Chorégraphie: Trajal Harrell / avec: Trajal Harrell, Stephen Thompson, Thibault Lac, Rob Fordeyn, Ondrej Vidlar / scénographie: Erik Flatmo / lumières: Jan Maertens / design sonore : Robin Meier / dramaturgie: Gérard Mayen
Coproduction New York Live Arts, Centre National de danse contemporaine Angers, Centre Chorégraphique national de France-Comté (Belfort). Coréalisation Les Spectacles Vivants – Centre Pompidou, Festival d’Automne à Paris, avec le soutien de WpZimmer (Anvers), Workspace (Bruxelles), Pact Zollverein (Essen), Dansens Hus (Stockholm), de l’ONDA, de the Jerome Foundation, the Multi-Arts Production Fund, et the Joyce Mertz-Gilmore Foundation.
With shows in New York, Los Angeles, Paris, Vienna, Santiago de Chile etc. this piece continues to tour and tour and tour…!
Claudia La Rocco for the New York Times on April 27, 2012: By now, just about everyone in the contemporary dance world is familiar with the provocative, involved question behind “Twenty Looks or Paris Is Burning at the Judson Church,” the series Trajal Harrell began in 2009: “What would have happened in 1963 if someone from the ball scene in Harlem had gone downtown to perform alongside the early postmoderns at Judson Church?”
It is, of course, an impossible question, and not one that Mr. Harrell sets out to answer exactly.
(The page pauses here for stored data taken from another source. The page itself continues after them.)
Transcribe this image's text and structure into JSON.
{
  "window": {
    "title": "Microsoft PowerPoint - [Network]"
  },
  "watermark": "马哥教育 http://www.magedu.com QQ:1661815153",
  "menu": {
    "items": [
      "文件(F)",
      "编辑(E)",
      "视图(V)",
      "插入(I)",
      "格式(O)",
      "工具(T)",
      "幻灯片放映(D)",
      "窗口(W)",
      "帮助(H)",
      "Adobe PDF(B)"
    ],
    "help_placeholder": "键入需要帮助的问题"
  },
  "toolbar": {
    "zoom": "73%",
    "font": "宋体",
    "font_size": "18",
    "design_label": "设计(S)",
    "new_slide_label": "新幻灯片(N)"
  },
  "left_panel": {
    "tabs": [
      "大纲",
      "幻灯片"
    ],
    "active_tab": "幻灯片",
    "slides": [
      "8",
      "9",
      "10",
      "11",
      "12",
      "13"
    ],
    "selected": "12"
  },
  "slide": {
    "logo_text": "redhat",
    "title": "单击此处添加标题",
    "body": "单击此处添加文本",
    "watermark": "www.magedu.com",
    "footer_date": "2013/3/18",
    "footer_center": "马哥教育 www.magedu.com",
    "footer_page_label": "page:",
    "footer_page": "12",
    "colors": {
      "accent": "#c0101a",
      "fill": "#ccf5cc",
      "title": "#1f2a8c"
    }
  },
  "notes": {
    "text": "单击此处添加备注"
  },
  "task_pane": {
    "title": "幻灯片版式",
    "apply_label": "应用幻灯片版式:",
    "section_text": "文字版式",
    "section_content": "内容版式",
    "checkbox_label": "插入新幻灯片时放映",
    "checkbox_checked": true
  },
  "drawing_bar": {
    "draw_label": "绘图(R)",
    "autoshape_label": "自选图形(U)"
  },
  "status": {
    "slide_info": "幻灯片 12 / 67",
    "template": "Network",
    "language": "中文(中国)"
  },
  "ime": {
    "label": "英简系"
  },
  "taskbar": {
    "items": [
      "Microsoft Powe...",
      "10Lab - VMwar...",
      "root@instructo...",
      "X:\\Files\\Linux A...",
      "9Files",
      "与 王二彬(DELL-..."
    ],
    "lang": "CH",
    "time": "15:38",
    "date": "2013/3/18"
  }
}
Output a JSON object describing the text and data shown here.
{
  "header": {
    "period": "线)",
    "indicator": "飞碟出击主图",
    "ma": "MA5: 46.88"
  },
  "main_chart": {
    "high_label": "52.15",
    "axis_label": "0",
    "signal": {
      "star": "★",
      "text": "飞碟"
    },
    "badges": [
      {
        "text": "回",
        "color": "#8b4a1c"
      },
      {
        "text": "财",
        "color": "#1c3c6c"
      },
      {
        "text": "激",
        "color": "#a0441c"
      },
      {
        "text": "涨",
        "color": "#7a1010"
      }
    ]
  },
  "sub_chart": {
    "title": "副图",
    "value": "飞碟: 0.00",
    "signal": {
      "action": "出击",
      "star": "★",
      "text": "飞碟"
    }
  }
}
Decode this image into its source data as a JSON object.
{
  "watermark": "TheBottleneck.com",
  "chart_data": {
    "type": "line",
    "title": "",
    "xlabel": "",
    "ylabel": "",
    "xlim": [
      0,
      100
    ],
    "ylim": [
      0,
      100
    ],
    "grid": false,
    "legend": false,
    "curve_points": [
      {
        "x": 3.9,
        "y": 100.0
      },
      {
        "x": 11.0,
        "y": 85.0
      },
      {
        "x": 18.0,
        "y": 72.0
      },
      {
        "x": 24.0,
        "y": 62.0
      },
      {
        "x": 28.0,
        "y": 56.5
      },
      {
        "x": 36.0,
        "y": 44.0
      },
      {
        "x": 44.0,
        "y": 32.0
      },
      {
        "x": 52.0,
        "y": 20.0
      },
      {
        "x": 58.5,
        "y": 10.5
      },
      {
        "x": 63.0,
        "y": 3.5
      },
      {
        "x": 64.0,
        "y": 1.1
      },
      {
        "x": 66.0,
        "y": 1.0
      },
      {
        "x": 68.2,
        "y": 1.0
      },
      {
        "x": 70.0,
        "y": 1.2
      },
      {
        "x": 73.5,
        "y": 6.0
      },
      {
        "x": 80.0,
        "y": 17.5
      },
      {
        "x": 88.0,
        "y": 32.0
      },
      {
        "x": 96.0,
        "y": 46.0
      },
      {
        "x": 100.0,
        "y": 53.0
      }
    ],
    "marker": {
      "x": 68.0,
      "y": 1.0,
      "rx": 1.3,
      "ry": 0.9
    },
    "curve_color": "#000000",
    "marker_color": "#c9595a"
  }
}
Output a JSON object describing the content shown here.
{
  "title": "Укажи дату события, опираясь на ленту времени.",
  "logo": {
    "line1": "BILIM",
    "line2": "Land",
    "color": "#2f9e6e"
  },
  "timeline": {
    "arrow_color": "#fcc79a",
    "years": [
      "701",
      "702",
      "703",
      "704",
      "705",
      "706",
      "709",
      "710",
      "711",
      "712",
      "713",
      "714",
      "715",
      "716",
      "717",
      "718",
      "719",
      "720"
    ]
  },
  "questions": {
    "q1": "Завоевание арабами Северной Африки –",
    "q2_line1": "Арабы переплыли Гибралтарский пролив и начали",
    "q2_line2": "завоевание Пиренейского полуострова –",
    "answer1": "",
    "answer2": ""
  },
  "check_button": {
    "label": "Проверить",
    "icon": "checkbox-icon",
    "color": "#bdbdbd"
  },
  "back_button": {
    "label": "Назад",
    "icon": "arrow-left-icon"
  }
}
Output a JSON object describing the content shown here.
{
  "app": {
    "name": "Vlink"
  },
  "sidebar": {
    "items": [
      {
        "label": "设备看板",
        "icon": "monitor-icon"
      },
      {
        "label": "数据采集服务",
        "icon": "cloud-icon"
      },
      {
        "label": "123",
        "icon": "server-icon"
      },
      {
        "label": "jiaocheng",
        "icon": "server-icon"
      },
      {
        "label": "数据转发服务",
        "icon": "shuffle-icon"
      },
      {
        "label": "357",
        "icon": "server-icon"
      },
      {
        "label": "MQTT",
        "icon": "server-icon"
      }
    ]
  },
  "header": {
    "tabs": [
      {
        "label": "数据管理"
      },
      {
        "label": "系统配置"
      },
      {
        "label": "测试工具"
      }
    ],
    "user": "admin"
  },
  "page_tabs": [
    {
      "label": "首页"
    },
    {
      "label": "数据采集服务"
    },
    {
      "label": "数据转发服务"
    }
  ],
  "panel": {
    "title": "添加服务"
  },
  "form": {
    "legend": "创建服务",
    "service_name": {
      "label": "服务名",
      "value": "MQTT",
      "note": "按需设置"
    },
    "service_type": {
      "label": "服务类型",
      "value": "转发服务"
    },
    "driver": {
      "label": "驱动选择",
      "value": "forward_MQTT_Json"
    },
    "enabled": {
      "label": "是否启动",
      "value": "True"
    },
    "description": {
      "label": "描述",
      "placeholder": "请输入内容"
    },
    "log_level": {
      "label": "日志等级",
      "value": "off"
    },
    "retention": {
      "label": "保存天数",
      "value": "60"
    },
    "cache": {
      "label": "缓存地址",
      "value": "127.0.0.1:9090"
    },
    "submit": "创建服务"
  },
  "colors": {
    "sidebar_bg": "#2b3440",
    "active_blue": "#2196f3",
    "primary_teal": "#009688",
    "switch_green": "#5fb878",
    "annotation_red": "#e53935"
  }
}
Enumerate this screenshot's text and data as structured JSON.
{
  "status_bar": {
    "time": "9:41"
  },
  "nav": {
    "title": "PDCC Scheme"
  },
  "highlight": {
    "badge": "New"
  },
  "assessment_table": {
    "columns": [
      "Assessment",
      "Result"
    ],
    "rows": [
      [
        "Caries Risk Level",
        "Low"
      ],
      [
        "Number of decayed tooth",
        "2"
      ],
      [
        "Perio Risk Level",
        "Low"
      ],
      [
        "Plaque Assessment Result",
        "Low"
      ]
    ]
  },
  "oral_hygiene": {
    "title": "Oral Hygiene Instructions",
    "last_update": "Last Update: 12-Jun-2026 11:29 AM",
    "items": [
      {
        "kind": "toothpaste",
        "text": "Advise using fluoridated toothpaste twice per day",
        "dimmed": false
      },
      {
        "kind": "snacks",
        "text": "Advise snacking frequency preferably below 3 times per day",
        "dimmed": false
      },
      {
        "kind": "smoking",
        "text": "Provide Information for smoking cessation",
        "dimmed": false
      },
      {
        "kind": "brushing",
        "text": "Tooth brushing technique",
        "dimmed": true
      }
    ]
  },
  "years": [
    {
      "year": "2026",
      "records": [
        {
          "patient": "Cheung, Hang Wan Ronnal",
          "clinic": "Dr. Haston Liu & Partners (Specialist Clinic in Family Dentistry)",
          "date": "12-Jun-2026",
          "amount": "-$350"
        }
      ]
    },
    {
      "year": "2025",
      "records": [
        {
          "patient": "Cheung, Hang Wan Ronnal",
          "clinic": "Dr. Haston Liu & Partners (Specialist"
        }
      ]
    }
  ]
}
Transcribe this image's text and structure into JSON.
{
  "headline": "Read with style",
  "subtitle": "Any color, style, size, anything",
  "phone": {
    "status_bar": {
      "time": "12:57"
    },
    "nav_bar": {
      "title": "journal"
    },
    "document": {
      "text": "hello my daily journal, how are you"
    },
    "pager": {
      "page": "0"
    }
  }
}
Rather, the series functions like an engine, driving the choreographer through idiosyncratic explorations, both exacting and unruly, around big, dizzying themes: race, gender, sexuality, culture, history.
The individual dances in the series can be thought of as containers for these interlocking themes, and are distinguished, fittingly, by sizes. (There are five works so far; all stand alone but are most compelling when taken in as parts of a larger whole.) The latest iteration, “Antigone Sr.,” gets the label Large — one it earns, and then some.
An ensemble for five men, including Mr. Harell, “Antigone Sr.” (yes, there is a Jr.) clocked in at just under two and a half intermissionless hours at its premiere on Wednesday night at New York Live Arts. The work’s pacing was sometimes maddening and definitely stamina-testing, but Mr. Harrell — who opened the show by announcing, among other things, that the stage was almost too small for this work — wasn’t going for efficiency.
“We are taking our time,” he declared somewhere in the middle, seated on a low, silver-fabric-covered platform with the miraculously silken performer Thibault Lac.
The two men issued many “We are” sentences, sometimes speaking in tandem, sometimes alone: “Venus and Serena,” “Marc by Marc Jacobs,” “MoMA and the Whitney,” “Cage and Cunningham.”
They ended as the sisters Antigone and Ismene, as Mr. Harrell returned to the ancient Greek tragedy he has increasingly deconstructed throughout the series to fashion his own fierce, ragged mythology — one pieced together from pop culture, theory, voguing, dance history — and, always, the runway. However much in disarray, its denizens are fabulous.
The open stage (the set design is by Erik Flatmo) was carved up by four catwalklike strips of blue and gray paper and studded with three white squares: low daises that the men periodically occupied. Whether sitting in the aisles or among the audience or disappearing backstage, the performers were frequently offstage, reappearing to a smartly eclectic soundtrack of songs in an ever-mutating collage of outré headdresses, dresses, coats and indefinable concoctions, with items continually repurposed and remixed. (The dancers designed the costumes in collaboration with Mr. Harrell, who also created the sound design with Robin Meier.)
As they changed, their personas changed, morphing in ways subtle and not. Mr. Lac, who also performed in “Antigone Jr.,” was joined by Stephen Thompson, Ondrej Vidlar and Rob Fordeyn (a marvel among five striking marvels), with Mr. Harrell serving as something of an outlier. He was sometimes the voluble and humorous M.C., sometimes a grief-stricken, almost creaturely figure.
As “Twenty Looks” has developed, this current of grief has coursed ever more strongly through the series. It has in the past felt more like a found object, something for Mr. Harrell to turn over in his mind as a way to approach and sometimes declaw lofty historical subjects.
The grief in “Antigone Sr.” feels wilder and darker, more intimately tied to personal demons. The show must go on (and on and on), even when it staggers or grinds to a momentary halt, as when Jan Maertens’s terrific lighting design, which sometimes suffuses the stage in a rich haze, occasionally plunges the theater into complete or almost darkness.